En mi casa la paella se ha comido siempre. La paella mexicana, claro, que lleva unas almejas que nunca he visto en España, muchos guisantes, salchichas, mucho azafrán, un arroz que no es bomba y un sabor que, después de haber vivido tantos años en España, me parece insulso y con una consistencia que da pena. En México, pena es vergüenza. En España, pena es pesar. La paella mexicana da pena y da pesar, incluso en las mejores casas. No he llevado nunca a un amigo español a comer paella mexicana. A Manel, por supuesto, jamás lo llevé. Imagínense el despropósito: uno de los mejores arroceros en España, probando eso. ¡Ni Dios lo mande! En Barcelona, Manel me enseñó a hacer caldos y a guardarle su debido respeto al sofrito. En el Suquet de l’Almirall, Manel mantenía un caldo que siempre estaba a fuego bajo. Se vaciaba cada domingo y se llenaba de nuevo cada martes con lo que había sobrado del finde y con lo que compraba específicamente para hacerlo: pescado de roca, mariscos de bajo precio pero mucho sabor, y un largo etcétera. Jamás se usaba agua en esas paellas. Esas ollas tenían impresa una vida en su interior. Con semejante maestro, uno de los platos a los que más respeto le tengo es a la paella.

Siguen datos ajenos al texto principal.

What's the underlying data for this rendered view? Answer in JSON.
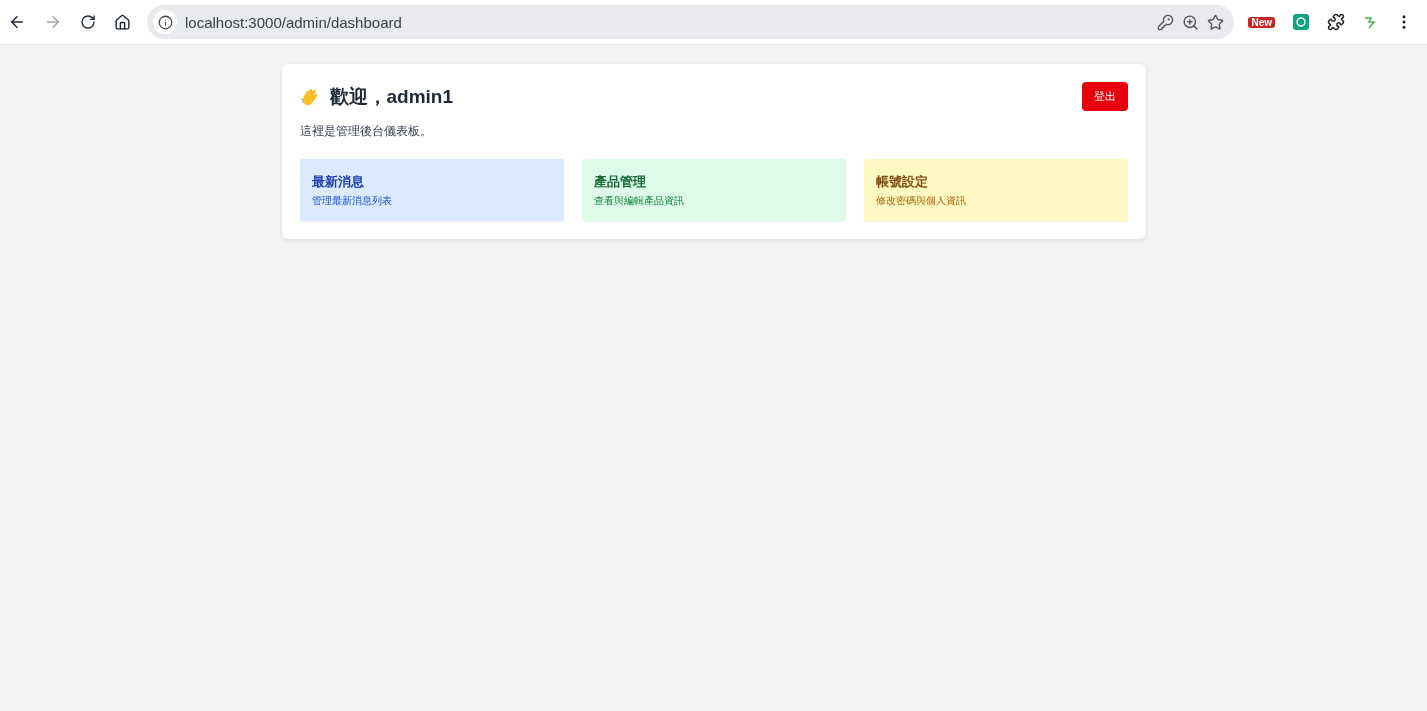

Hace unos meses, por insistencia de mi amigo Miguel González Compeán, ex colega de restaurantes mexicanos en Barcelona, que ahora regenta una pizzería en León, Guanajuato, hice una paella en San Miguel de Allende. Seguimos la receta que Manel Marqués Torres creó tras investigar sobre la cocina de barca de los pescadores barceloneses. Lo primero que nos dimos cuenta es que es imposible conseguir marisco y pescado fresco en el Bajío mexicano, a ocho horas en auto del mar más cercano. Son pocos los cocineros profesionales que tienen acceso a ellos. Aun así, hicimos lo que pudimos con lo que encontramos congelado en el supermercado y los amigos que nos acompañaron estuvieron más que felices. Sin embargo, quedé con Miguel que la próxima paella que hagamos tendrá que ser más parecida a lo que él sirve en su restaurante: producto de la región.